ROBERTO ANDRÉS

Elefantes brancos

Redação O Tempo

Por Da Redação
Publicado em 27 de abril de 2017 | 03:00
 
 

Sem tirar as crianças da sala, assistimos nas últimas semanas à série de delações de executivos da Odebrecht. Testemunhos cínicos do submundo do país mostraram em detalhes a relação de promiscuidade entre empreiteiras e políticos, que assalta o Estado brasileiro ao menos desde Juscelino Kubitschek.

Não que essa prática seja novidade para alguém, mas as delações dão nomes (e números) aos bois. Aécio Neves teria recebido R$ 5 milhões da Odebrecht como propina pela obra da Cidade Administrativa. Marcio Lacerda, outros tantos milhões em caixa 2 nas eleições de 2012. A lista é enorme e atinge os principais políticos de PMDB, PSDB, PT e satélites.

Para além das polarizações entre “Estado” e “mercado”, direita e esquerda, que costumam pautar os debates ideológicos, o que vemos é o contumaz conluio entre Estado e mercado para o enriquecimento ilícito de meia dúzia de oligarcas. Tudo viabilizado por uma casta política de amplo espectro ideológico.

A Odebrecht comprava deputados e senadores para aprovar projetos de lei que reduziam seus tributos e, consequentemente, a arrecadação do país. Somente em desonerações obtidas por medidas provisórias sugeridas ao então ministro Guido Mantega, o Estado brasileiro deixou de receber da empresa R$ 8 bilhões nos últimos anos.

O valor seria suficiente para reflorestar metade do Estado de Minas Gerais.

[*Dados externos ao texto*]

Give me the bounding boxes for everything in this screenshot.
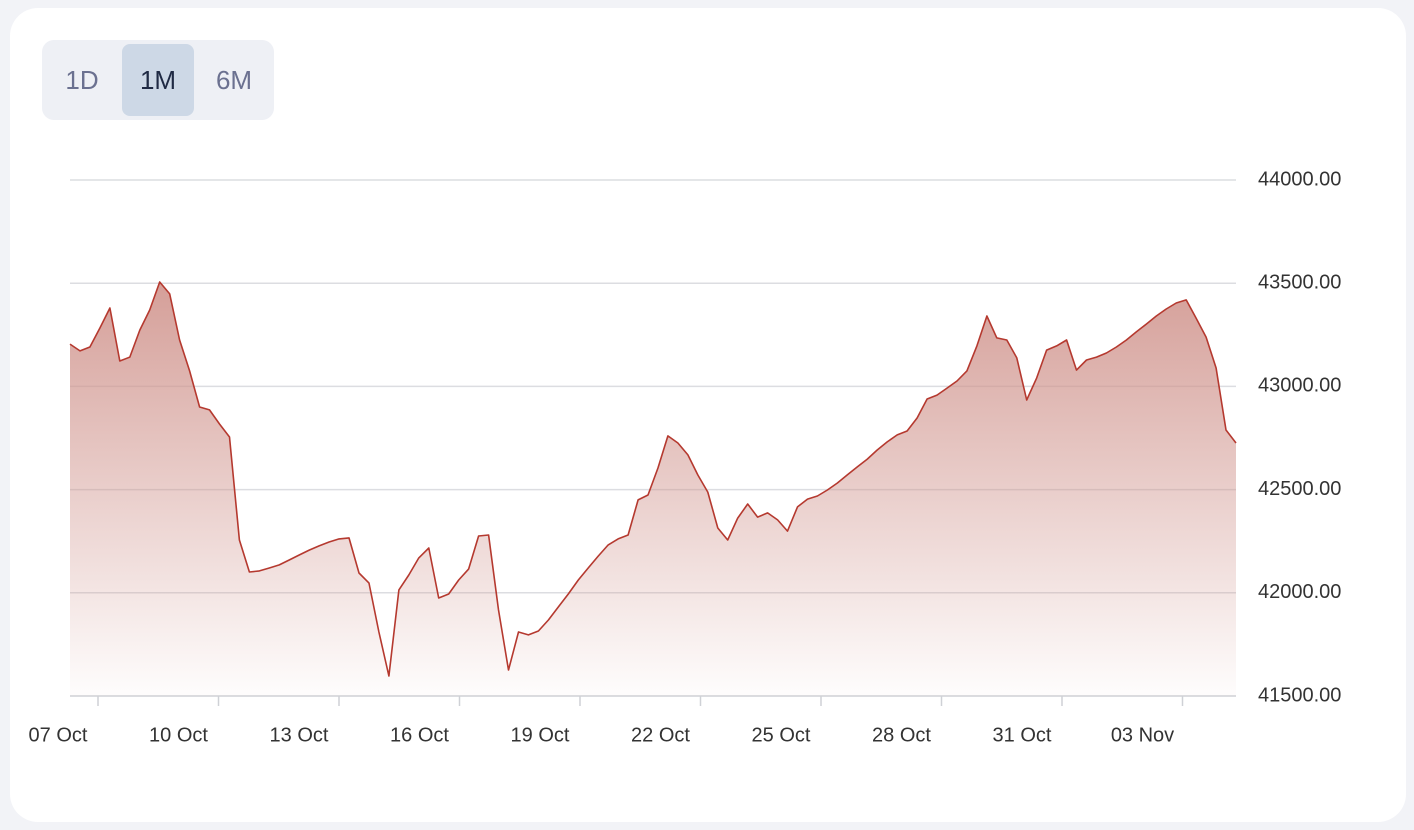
chart: 41500.00 42000.00 42500.00 43000.00 43500.00… xyxy=(29,168,1342,746)
price-line xyxy=(69,281,1237,677)
y-tick-label: 42000.00 xyxy=(1258,581,1341,603)
x-tick-label: 19 Oct xyxy=(511,724,570,746)
x-tick-label: 03 Nov xyxy=(1111,724,1174,746)
range-selector: 1D 1M 6M xyxy=(42,40,274,120)
x-tick-label: 07 Oct xyxy=(29,724,88,746)
range-button[interactable]: 6M xyxy=(215,64,253,95)
x-tick-label: 28 Oct xyxy=(872,724,931,746)
x-tick-label: 31 Oct xyxy=(993,724,1052,746)
range-button[interactable]: 1D xyxy=(65,64,99,95)
range-button[interactable]: 1M xyxy=(122,44,194,116)
y-tick-label: 43500.00 xyxy=(1258,271,1341,293)
area-fill xyxy=(70,282,1236,696)
y-tick-label: 44000.00 xyxy=(1258,168,1341,190)
x-tick-label: 22 Oct xyxy=(631,724,690,746)
x-tick-label: 10 Oct xyxy=(149,724,208,746)
x-tick-label: 25 Oct xyxy=(752,724,811,746)
y-tick-label: 42500.00 xyxy=(1258,478,1341,500)
y-tick-label: 43000.00 xyxy=(1258,375,1341,397)
x-tick-label: 13 Oct xyxy=(270,724,329,746)
card: 1D 1M 6M 41500.00 42000.00 42500.00 43000.0… xyxy=(10,8,1406,822)
x-tick-label: 16 Oct xyxy=(390,724,449,746)
y-tick-label: 41500.00 xyxy=(1258,684,1341,706)
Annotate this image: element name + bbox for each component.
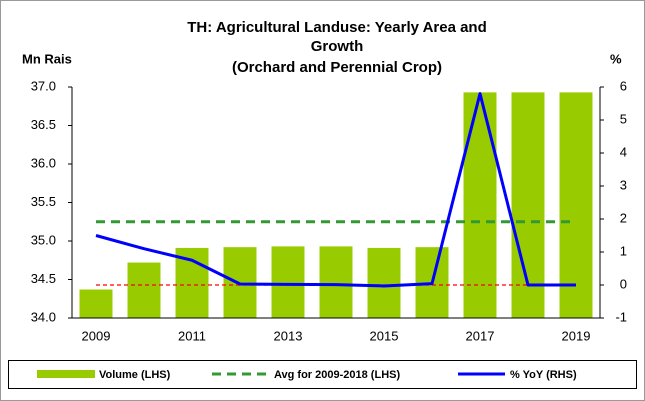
y2-tick-label: 1: [620, 243, 627, 258]
x-tick-label: 2017: [466, 328, 495, 343]
bar: [463, 92, 497, 318]
bar: [367, 247, 401, 318]
y-tick-label: 34.5: [31, 271, 56, 286]
y2-tick-label: -1: [615, 309, 627, 324]
chart-title: Growth: [311, 38, 364, 55]
yoy-line: [95, 92, 576, 288]
x-tick-label: 2011: [178, 328, 206, 343]
y-tick-label: 35.0: [31, 232, 56, 247]
x-tick-label: 2015: [370, 328, 399, 343]
y-tick-label: 36.0: [31, 155, 56, 170]
legend-label: Avg for 2009-2018 (LHS): [274, 369, 400, 381]
y2-tick-label: 4: [620, 144, 627, 159]
chart-title: (Orchard and Perennial Crop): [232, 59, 442, 76]
x-tick-label: 2019: [562, 328, 591, 343]
legend-label: Volume (LHS): [99, 369, 171, 381]
y-tick-label: 37.0: [31, 78, 56, 93]
bar: [127, 262, 161, 318]
y-tick-label: 34.0: [31, 309, 56, 324]
y2-tick-label: 0: [620, 276, 627, 291]
y2-tick-label: 6: [620, 78, 627, 93]
y2-tick-label: 5: [620, 111, 627, 126]
y2-axis-label: %: [610, 51, 622, 66]
y-tick-label: 35.5: [31, 194, 56, 209]
legend-box: [8, 360, 637, 389]
bar: [319, 246, 353, 318]
legend-swatch: [37, 370, 95, 378]
y2-tick-label: 2: [620, 210, 627, 225]
y-tick-label: 36.5: [31, 117, 56, 132]
x-tick-label: 2009: [82, 328, 111, 343]
chart-title: TH: Agricultural Landuse: Yearly Area an…: [187, 19, 487, 36]
y2-tick-label: 3: [620, 177, 627, 192]
y-axis-label: Mn Rais: [22, 51, 72, 66]
bar: [271, 246, 305, 318]
bar: [559, 92, 593, 318]
x-tick-label: 2013: [274, 328, 303, 343]
bar: [79, 289, 113, 318]
legend-label: % YoY (RHS): [510, 369, 577, 381]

Ou para construir: 160 mil casas populares; 153 estações de tratamento de esgoto; 32 mil quilômetros de ciclovias; 40 quilômetros de metrô. Carências urgentes que poderíamos suprir se os recursos públicos não fossem surrupiados.

Em seu depoimento, Emílio Odebrecht banca o consciencioso. Com ares de enfado, sugere que o problema está na classe política e que a empreiteira se sujeitava a essas práticas a contragosto. Faltou dizer que sua empresa ficou bilionária graças à corrupção, tendo, inclusive, criado um departamento sofisticado para gestão de propinas.

Se os esquemas de corrupção minam recursos públicos valiosos, é preciso dar o passo atrás e questionar a própria pertinência das obras realizadas. Há anos essas construtoras operam como lobistas do desenvolvimentismo trágico no Brasil, empurrando goela abaixo obras desnecessárias, caras, de alto impacto social e ambiental.

Afinal, o que foi a Cidade Administrativa do Estado de Minas Gerais senão um grande escoador de propinas e um monumento de marketing político? A um custo de mais de R$ 2 bilhões, está na contramão de todas as boas práticas de arquitetura e urbanismo, como pulverização urbana, diversidade de usos, relação com os meios naturais etc.

Quando um viaduto caiu em BH, em meio à Copa de 2014, escrevi que passaríamos melhor sem aquela obra, que gerava grande impacto e quase nenhum benefício. Quase três anos se passaram, e o trânsito no entorno não sente falta. A série de viadutos na cidade soterrou nascentes, derrubou árvores, matou comércio de rua e vida de bairro – e não melhorou o trânsito. Obras do mesmo tipo foram tocadas em tantas cidades brasileiras e precisarão ser revertidas quando a sociedade desejar retomar as cidades para as pessoas.

E o que foi Belo Monte, esse projeto bilionário advindo do governo militar e levado adiante por Dilma Rousseff, que irrigou com 1% de propina políticos de diversos partidos? Uma hidrelétrica de capacidade de geração de energia questionável, que destruiu a vida de populações ribeirinhas e indígenas e todo um ecossistema em torno do rio.

Reza a lenda que Mario Henrique Simonsen, ministro dos governos militares, teria entre suas frases espirituosas a seguinte: “No Brasil, é melhor pagar os 10% de comissão para os corruptos e não tocar a obra, pois assim economizaríamos os outros 90%”. Independentemente da origem, a frase é certeira.

A Lava Jato é uma operação importante, mas certamente não resolverá o problema da corrupção no país. Até porque o desenrolar do novelo deveria chegar ao Judiciário. A sociedade organizada precisa dar um basta nas práticas atuais e refundar o pacto político, mas isso parece distante. Até lá, seria melhor mesmo distribuir somente as propinas e deixar de fazer as obras. Nossas cidades e nosso ambiente sairiam ganhando.